Using a standard syntax for relating commits to ticket numbers helps with finding them using
git log --grep.
What to Commit and When
We don’t always have the ability or knowledge to foresee the final, completed state of work needed in order to implement a feature or fix a bug. As such, most work is driven by whatever idea we have about the code at the moment, and can therefore change rapidly.
The standard rule for choosing what to include in a commit is this: every commit should represent a single, individually reversible change to the codebase. That is to say, related work, work that builds on top of itself in the same branch, should be part of the same commit.
As an example, in the course of implementing the asynchronous image operations described above, you find a bug in the same file but a different, unrelated method.
This bugfix and the feature work done should appear in two, separate commits, for the simple reason that, we should be able to revert a buggy feature without sacrificing unrelated bugfixes made in the course of building that feature.
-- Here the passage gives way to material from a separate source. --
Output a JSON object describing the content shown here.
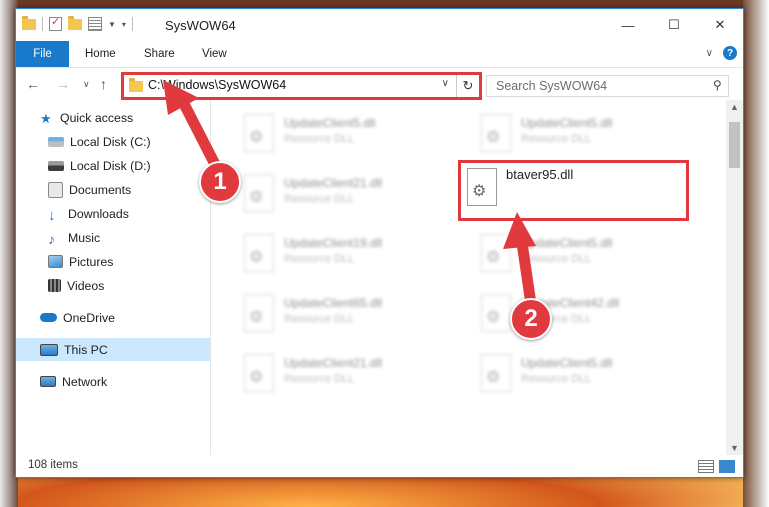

The tools we use will largely affect what our commits look like: GitHub now allows for better control over reviewing specific commits. Gerrit allows commits to be grouped into patch-sets, which can be reviewed and reworked as separate entities (which would usually either require a rebase or a new pull request). Other tools only allow reviewing the latest version of a branch as a whole.
Pushing for clear boundaries between commits, especially in the face of ever-changing requirements, and the fact that in most cases, you’d only ever revert an entire pull request/branch and not the individual commits themselves, may appear to be losing battle.
The easiest way to deal with these issues is at the time of review: if the commits are too big (over a couple hundred lines of code) and do not appear cohesive, reviewing the code is that much harder, and will eventually lead to inferior code quality and/or bugs falling through the cracks.
Various concepts have been presented, some harder to implement than others. If there is one take-away, please allow it to be this: it’s better to be consistent than to be correct, and it’s better to be simple than comprehensive.
Rules that are not orthogonal to one another are harder to implement and follow consistently, so keep that in mind when choosing which battles to fight.
The graphics in this post have been generated using Grawkit, a AWK script which generates
git graphs from command-line descriptions.